Christiaan Eijkman (1858-1930)

Eijkman was called 'the unwilling father of the vitamins'. He worked in the former Dutch East Indies (now Indonesia) as a doctor. During a sick leave in the Netherlands he was asked to join the research into the causes of tropical disease beriberi, a disease killing many people at the time. Progress was slow as it became clear that several assumptions including a bacteriological causative agent - were incorrect. After two years, in 1890, Eijkman found that eating unpolished rice (with its coat) prevented the disease and cured it.
Eijkman thought the coat of the rice contained an antibody against the poison of the bacterium that affected the nervous system and caused beriberi.
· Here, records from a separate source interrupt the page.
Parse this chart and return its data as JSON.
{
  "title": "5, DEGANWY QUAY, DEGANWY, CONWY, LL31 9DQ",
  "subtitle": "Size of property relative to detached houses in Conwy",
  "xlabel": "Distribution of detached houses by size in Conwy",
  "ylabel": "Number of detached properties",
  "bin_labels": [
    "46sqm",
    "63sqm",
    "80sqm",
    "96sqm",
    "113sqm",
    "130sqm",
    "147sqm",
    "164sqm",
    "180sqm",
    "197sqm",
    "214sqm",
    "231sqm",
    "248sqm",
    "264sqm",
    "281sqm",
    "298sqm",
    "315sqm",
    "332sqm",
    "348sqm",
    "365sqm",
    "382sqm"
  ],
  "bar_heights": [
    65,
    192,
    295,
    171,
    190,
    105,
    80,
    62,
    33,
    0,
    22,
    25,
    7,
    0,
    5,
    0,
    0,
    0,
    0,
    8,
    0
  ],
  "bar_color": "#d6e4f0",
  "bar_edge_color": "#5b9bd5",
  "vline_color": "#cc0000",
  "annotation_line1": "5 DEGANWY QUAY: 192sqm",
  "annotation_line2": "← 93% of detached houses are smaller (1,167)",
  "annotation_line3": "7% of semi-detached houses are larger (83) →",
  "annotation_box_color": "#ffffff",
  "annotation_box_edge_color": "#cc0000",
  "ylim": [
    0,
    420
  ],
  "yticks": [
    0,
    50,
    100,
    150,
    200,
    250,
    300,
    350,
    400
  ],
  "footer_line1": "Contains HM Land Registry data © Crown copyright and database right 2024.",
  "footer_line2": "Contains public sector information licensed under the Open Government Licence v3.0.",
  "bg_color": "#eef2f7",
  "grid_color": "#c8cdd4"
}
Only in 1916 was he willing to accept that something like a food deficiency could cause something as serious as beriberi. Almost thirty years later Eijkman's successors detected the vitamin B1 in the coat of the rice.
Eijkman worked as a professor at Utrecht University since 1898. His field of research and training consisted of hygiene and forensic medicine always with a keen interest in tropical diseases. In 1930 Eijkman was awarded the Nobel Prize but was too ill to travel in order to accept the Prize. One year later he died. Utrecht University founded the 'Eijkman Graduate School for Immunology and Infectious Diseases' in his memory.